The least one can say is that Nnane’s poetry is very manly… I can say dynamic, but it can transpire the ferocity, boldness, and even sexual rythm of her poetry…

“… I am caressed by the careless hands of fear
I am romanced by the rough fingers of hatred
My brother’s blood is now cooking oil
My husband’s body, chicken for supper
…Butcher me with your eyes,
Slaughter me with your words,
I shall kiss your weapons and take them to bed
I shall remove the man in them
And make them eunuchs
Your brutality shall impregnate me,
And i shall give birth to warriors…”

Do you see those traditional African fights or traditional dances…? Do you feel the libido in the rough beauty of those sweating bodies…? Do you feel the struggle and pain, or emotions, that very libido increases…? If you do, then you see, then you feel Nnane’s poetry.

For, she is a HE crying with the heart of a SHE, while spitting words of a HE. Nnane is androgynously delicious reading.

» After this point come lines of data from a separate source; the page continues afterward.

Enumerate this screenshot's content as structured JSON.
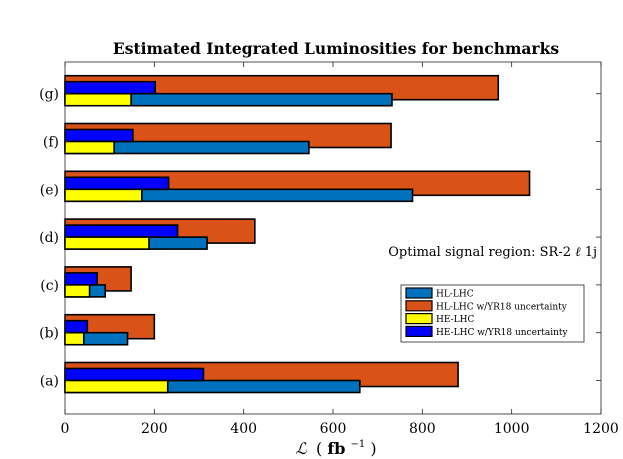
{
  "chart_data": {
    "type": "bar",
    "orientation": "horizontal",
    "title": "Estimated Integrated Luminosities for benchmarks",
    "xlabel_main": "ℒ",
    "xlabel_unit_prefix": "(",
    "xlabel_unit_bold": "fb",
    "xlabel_unit_sup": "−1",
    "xlabel_unit_suffix": ")",
    "xlim": [
      0,
      1200
    ],
    "xticks": [
      0,
      200,
      400,
      600,
      800,
      1000,
      1200
    ],
    "xtick_labels": [
      "0",
      "200",
      "400",
      "600",
      "800",
      "1000",
      "1200"
    ],
    "categories": [
      "(a)",
      "(b)",
      "(c)",
      "(d)",
      "(e)",
      "(f)",
      "(g)"
    ],
    "series": [
      {
        "name": "HL-LHC",
        "color": "#0072BD",
        "values": [
          660,
          140,
          90,
          318,
          778,
          546,
          732
        ]
      },
      {
        "name": "HL-LHC w/YR18 uncertainty",
        "color": "#D95319",
        "values": [
          880,
          200,
          148,
          425,
          1040,
          730,
          970
        ]
      },
      {
        "name": "HE-LHC",
        "color": "#FFFF00",
        "values": [
          230,
          42,
          55,
          188,
          172,
          110,
          148
        ]
      },
      {
        "name": "HE-LHC w/YR18 uncertainty",
        "color": "#0000FF",
        "values": [
          310,
          50,
          72,
          252,
          232,
          152,
          202
        ]
      }
    ],
    "annotation_prefix": "Optimal signal region: SR-2",
    "annotation_ell": "ℓ",
    "annotation_suffix": "1j",
    "legend_position": "right"
  }
}
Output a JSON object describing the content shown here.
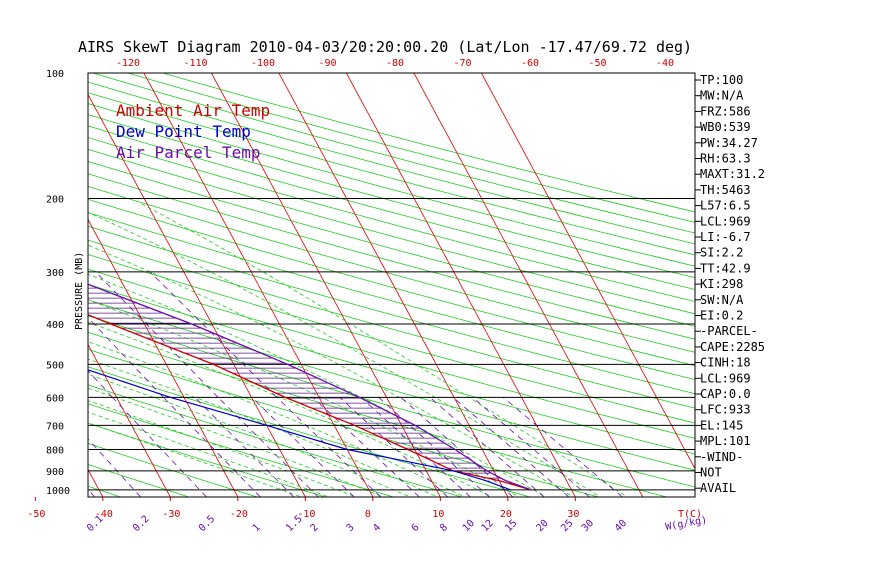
{
  "chart_data": {
    "type": "line",
    "title": "AIRS SkewT Diagram 2010-04-03/20:20:00.20 (Lat/Lon -17.47/69.72 deg)",
    "ylabel": "PRESSURE (MB)",
    "x_unit_label": "T(C)",
    "mixing_ratio_unit_label": "W(g/kg)",
    "ylim": [
      1040,
      100
    ],
    "y_scale": "log",
    "pressure_ticks": [
      100,
      200,
      300,
      400,
      500,
      600,
      700,
      800,
      900,
      1000
    ],
    "bottom_temp_ticks": [
      -50,
      -40,
      -30,
      -20,
      -10,
      0,
      10,
      20,
      30
    ],
    "top_temp_ticks": [
      -120,
      -110,
      -100,
      -90,
      -80,
      -70,
      -60,
      -50,
      -40
    ],
    "mixing_ratio_ticks": [
      "0.1",
      "0.2",
      "0.5",
      "1",
      "1.5",
      "2",
      "3",
      "4",
      "6",
      "8",
      "10",
      "12",
      "15",
      "20",
      "25",
      "30",
      "40"
    ],
    "legend": [
      {
        "name": "Ambient Air Temp",
        "color": "#cc0000"
      },
      {
        "name": "Dew Point Temp",
        "color": "#0000cc"
      },
      {
        "name": "Air Parcel Temp",
        "color": "#6a0dad"
      }
    ],
    "series": [
      {
        "name": "Ambient Air Temp",
        "color": "#cc0000",
        "points": [
          {
            "p": 100,
            "t": -81
          },
          {
            "p": 150,
            "t": -81
          },
          {
            "p": 170,
            "t": -76
          },
          {
            "p": 200,
            "t": -64
          },
          {
            "p": 250,
            "t": -50
          },
          {
            "p": 300,
            "t": -40
          },
          {
            "p": 400,
            "t": -25
          },
          {
            "p": 500,
            "t": -13
          },
          {
            "p": 600,
            "t": -5
          },
          {
            "p": 700,
            "t": 3
          },
          {
            "p": 800,
            "t": 9
          },
          {
            "p": 900,
            "t": 14
          },
          {
            "p": 950,
            "t": 20
          },
          {
            "p": 1000,
            "t": 24
          }
        ]
      },
      {
        "name": "Dew Point Temp",
        "color": "#0000cc",
        "points": [
          {
            "p": 100,
            "t": -89
          },
          {
            "p": 150,
            "t": -89
          },
          {
            "p": 200,
            "t": -93
          },
          {
            "p": 250,
            "t": -88
          },
          {
            "p": 300,
            "t": -78
          },
          {
            "p": 400,
            "t": -52
          },
          {
            "p": 500,
            "t": -34
          },
          {
            "p": 600,
            "t": -22
          },
          {
            "p": 700,
            "t": -10
          },
          {
            "p": 800,
            "t": 0
          },
          {
            "p": 900,
            "t": 14
          },
          {
            "p": 950,
            "t": 18
          },
          {
            "p": 1000,
            "t": 21
          }
        ]
      },
      {
        "name": "Air Parcel Temp",
        "color": "#6a0dad",
        "points": [
          {
            "p": 150,
            "t": -81
          },
          {
            "p": 200,
            "t": -57
          },
          {
            "p": 250,
            "t": -40
          },
          {
            "p": 300,
            "t": -29
          },
          {
            "p": 400,
            "t": -13
          },
          {
            "p": 500,
            "t": -2
          },
          {
            "p": 600,
            "t": 6
          },
          {
            "p": 700,
            "t": 12
          },
          {
            "p": 800,
            "t": 16
          },
          {
            "p": 900,
            "t": 19
          },
          {
            "p": 950,
            "t": 21
          },
          {
            "p": 1000,
            "t": 24
          }
        ]
      }
    ],
    "stats": [
      "TP:100",
      "MW:N/A",
      "FRZ:586",
      "WB0:539",
      "PW:34.27",
      "RH:63.3",
      "MAXT:31.2",
      "TH:5463",
      "L57:6.5",
      "LCL:969",
      "LI:-6.7",
      "SI:2.2",
      "TT:42.9",
      "KI:298",
      "SW:N/A",
      "EI:0.2",
      "-PARCEL-",
      "CAPE:2285",
      "CINH:18",
      "LCL:969",
      "CAP:0.0",
      "LFC:933",
      "EL:145",
      "MPL:101",
      "-WIND-",
      "NOT",
      "AVAIL"
    ]
  }
}
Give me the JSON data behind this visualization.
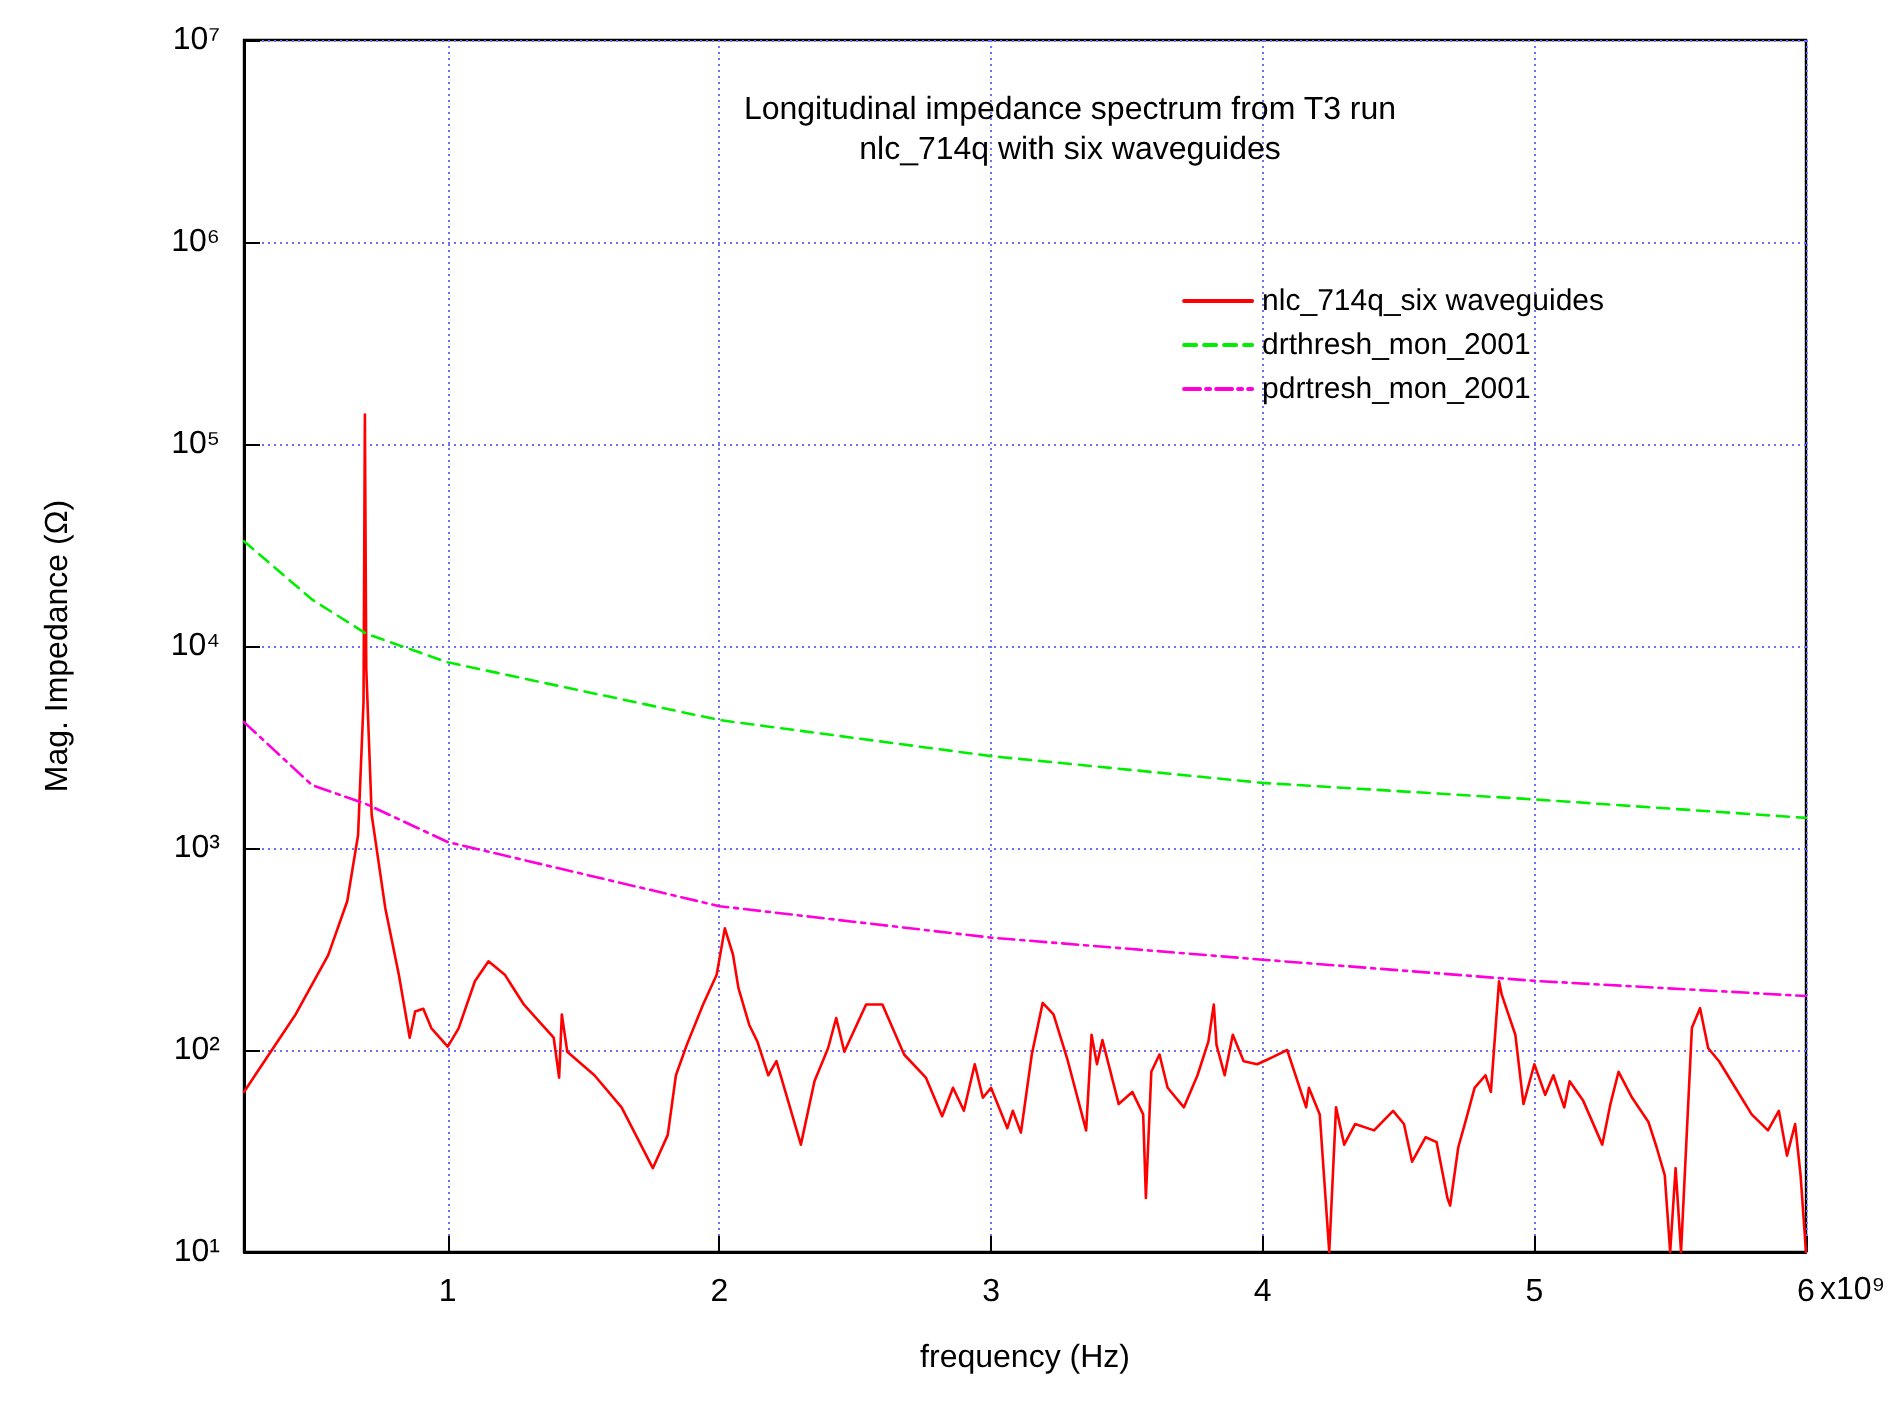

Her poetry happens to be very much and deeply influenced, by the war in the NOSO region, and pain of our anglophone brothers and sisters, which I find very normal. The poet is not some kind of coward-dreamer living far away from reality… He is a griot singing loud to God, the tears of the world he lives in.

I love the eclectic sound of Nnane’s writing. She roars like an injured lion, spitting on your face wounds from her womb… Then, there she is, dancing on some kind of negro blues, that particular melancholic rhythm, African Americans started right from the cotton fields… Actually, my favorite poem is drowned in that negro blues’ melancholy.

With that poem, Nnane broke in, without permission, in the very narrow and secret garden of my favorite poets of all time. The poem is Knock (the sound that kills many); however, Nnane did not bother to knock at the door of my garden before coming in. She broke in. Like a burglar in the night.

I do celebrate talents when they are still very much alive. You need to read Nnane Ntube’s Litany of a foreign wife. The girl is a genius. As simple as that.